This week on the New Tech Forum, we're taking a look at the challenges of traditional storage and compute in the world of big data -- and the growing role of object storage and integrated compute resources.
Jason Hoffman, CTO and founder of cloud service provider Joyent, details how combining object storage and parallel compute clusters can make working with big data easier and faster by eliminating bottlenecks.

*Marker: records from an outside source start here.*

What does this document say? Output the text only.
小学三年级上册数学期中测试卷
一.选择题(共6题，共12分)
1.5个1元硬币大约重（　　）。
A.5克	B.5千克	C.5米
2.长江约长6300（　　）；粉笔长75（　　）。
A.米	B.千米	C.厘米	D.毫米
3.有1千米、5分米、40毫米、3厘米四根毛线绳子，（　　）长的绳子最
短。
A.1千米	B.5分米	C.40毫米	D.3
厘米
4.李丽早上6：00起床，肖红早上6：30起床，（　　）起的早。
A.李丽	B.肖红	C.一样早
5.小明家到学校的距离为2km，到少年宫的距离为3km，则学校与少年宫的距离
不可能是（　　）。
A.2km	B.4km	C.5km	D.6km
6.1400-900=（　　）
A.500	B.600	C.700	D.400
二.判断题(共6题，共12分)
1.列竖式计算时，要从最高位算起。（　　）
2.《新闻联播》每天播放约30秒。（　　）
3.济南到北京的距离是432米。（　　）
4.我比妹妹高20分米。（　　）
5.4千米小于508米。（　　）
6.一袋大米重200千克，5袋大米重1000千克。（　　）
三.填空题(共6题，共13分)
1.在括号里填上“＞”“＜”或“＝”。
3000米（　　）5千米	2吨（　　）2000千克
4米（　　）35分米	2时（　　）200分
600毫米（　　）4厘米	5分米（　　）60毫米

How objects and compute will eat the world
Networked storage vendors' days are numbered. Customers are fleeing to consolidated online object storage, and soon the digital object storage will surpass traditional file storage as the primary model for data outside of a DBMS. But there's a subtle and often unappreciated downside to most distributed object storage: data inertia. The implicit limits on moving huge data sets to in-network compute nodes deter business or clinical insights from surfacing.
At Joyent, we architected the Manta Storage and Compute Service -- "Manta," for short -- to be a best-in-class object store and an in-storage massively parallel compute cluster. It drives data latency effectively to zero, moving weekly or monthly jobs to an hourly or even an on-demand analytic cadence.
Whence big data?
Massive data volumes arise from machines (log files, API calls), digitized nature (DNA sequences, video, audio, environmental sensors), and the humanity of billions of people online (Facebook, Baidu, e-commerce). Take a mere 10 million patients' genomes, for example. That requires 20 exabytes (EB) of storage. Then there's camera phone resolution and market penetration, which has been growing exponentially. And according to Digital Marketing Ramblings, Twitter distributes 400 million updates per day to 500 million subscribers.
But in 2012, all enterprise storage vendors shipped just 16EB of capacity.
With the big data wherewithal to capture it all, we could be at the early stages of a deeply disruptive wave of innovation. This sweeping crush threatens business models and technical architectures that assumed a paucity of data and scarcity of places to put it.
The additional hidden cost to networked object storage is the implicit inertia in petabytes of recorded audio or e-commerce server logs. Namely, there is a need to move that data from its resting place to a computational node. Computation is necessary to glean the business insights, social relevancy, and clinical results that make saving digital ephemera worthwhile. That theoretical 1Gbps or even 40Gbps network is a severe limit to the class of algorithms that can be considered and the rate at which they can be applied.